Был глухой час ночи. Но уже на востоке начинала по-весеннему алеть предрассветная заря. Сонно журчали ручьи, чтобы с пригревом солнца запрыгать, вбирая последний снег. В небе скатывалась на свой холодный закат истаявшая луна. От ее мертвенного света все казалось застывшим, и, может, на нее глядючи, где-то на краю деревни тоскливо выла собака.
Выйдя на дорогу, корова, как бы в недоумении, остановилась, не понимая, куда в такую рань ведет ее хозяйка. Но Степанида легонько ее похлопала, потянула за веревку, и Волнушка послушно пошла.
Только раз оглянулась Степанида: не всполошился ли старый да не кинулся ли за ней, но пусто было позади, и Степанида успокоилась. За ночь от ветра и легкого заморозка дорога подсохла, и шагать по ней было хорошо. И сами собой снова потянулись нерадостные думы.
«Господи, — думала она, — за что такая мне дадена мука? Чего такого плохого я натворила, чтоб так страдать?» И невольно стала перебирать в памяти все, что было в ее жизни. А что было? Веселого было мало, больше безрадостного.
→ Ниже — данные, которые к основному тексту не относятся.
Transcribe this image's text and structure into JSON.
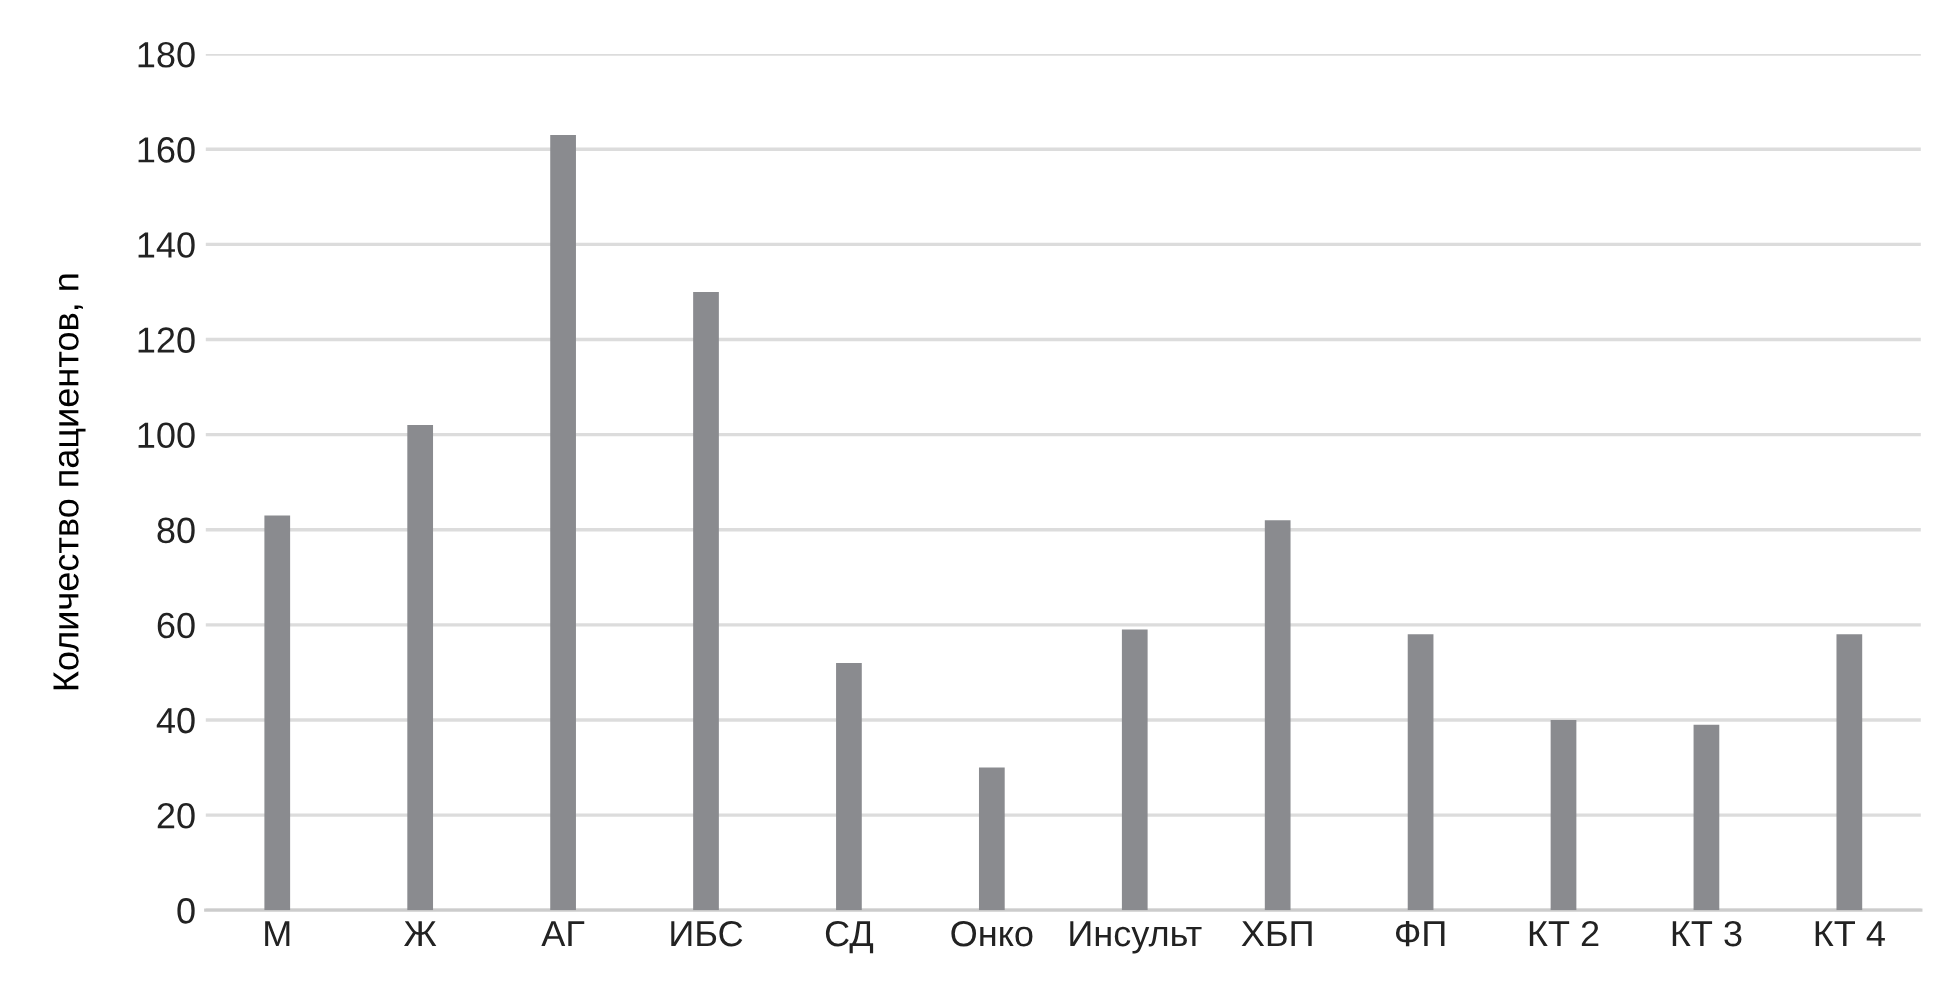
{
  "chart_data": {
    "type": "bar",
    "ylabel": "Количество пациентов, n",
    "categories": [
      "М",
      "Ж",
      "АГ",
      "ИБС",
      "СД",
      "Онко",
      "Инсульт",
      "ХБП",
      "ФП",
      "КТ 2",
      "КТ 3",
      "КТ 4"
    ],
    "values": [
      83,
      102,
      163,
      130,
      52,
      30,
      59,
      82,
      58,
      40,
      39,
      58
    ],
    "color": "#8a8b8f",
    "ylim": [
      0,
      180
    ],
    "yticks": [
      0,
      20,
      40,
      60,
      80,
      100,
      120,
      140,
      160,
      180
    ],
    "grid": "y",
    "legend": false
  }
}
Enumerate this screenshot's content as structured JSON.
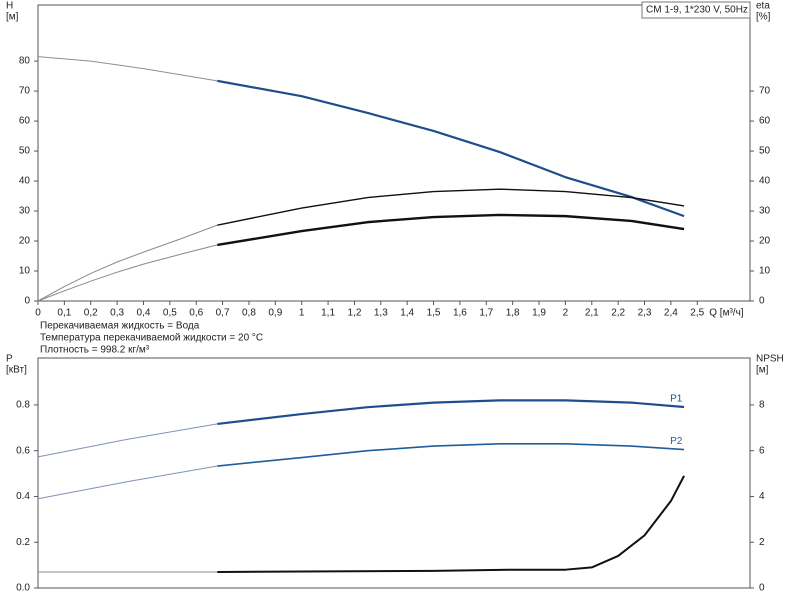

До войны еще светло жила, а как началась война, словно ножом все светлое отрезало. Одна за другой беды посыпались. На отца и брата похоронные пришли. Деревню сожгли за то, что партизанам помогали. Стали жить в землянках. Пахали на себе: не то что лошадей, коров-то не было. Многие не вернулись с войны, а те, кто и вернулся, так больше покалеченные. Вроде ее мужика. Пришел на костылях, без ноги. До войны был веселый, а вернулся злым, ущербным. Клял всех и вся. Обидно, конечно, да хоть, слава богу, живой вернулся. Радоваться надо, что живой-то, а он на людей не глядит. Пить стал. А как поставили на пилораму, так и совсем задурел. «А я что, виноват, что ль, коли сами бутылку суют, чтоб вне очереди пропустил?» — И смеялся злым, нехорошим смехом. Отсмеявшись, добавлял: «Теперь такие отношения называются «бутылочными». Самые что ни на есть надежные». И напивался до безобразия. И слова не скажи, замахивался костылем: «Чтоб войну не забывала!» — кричал.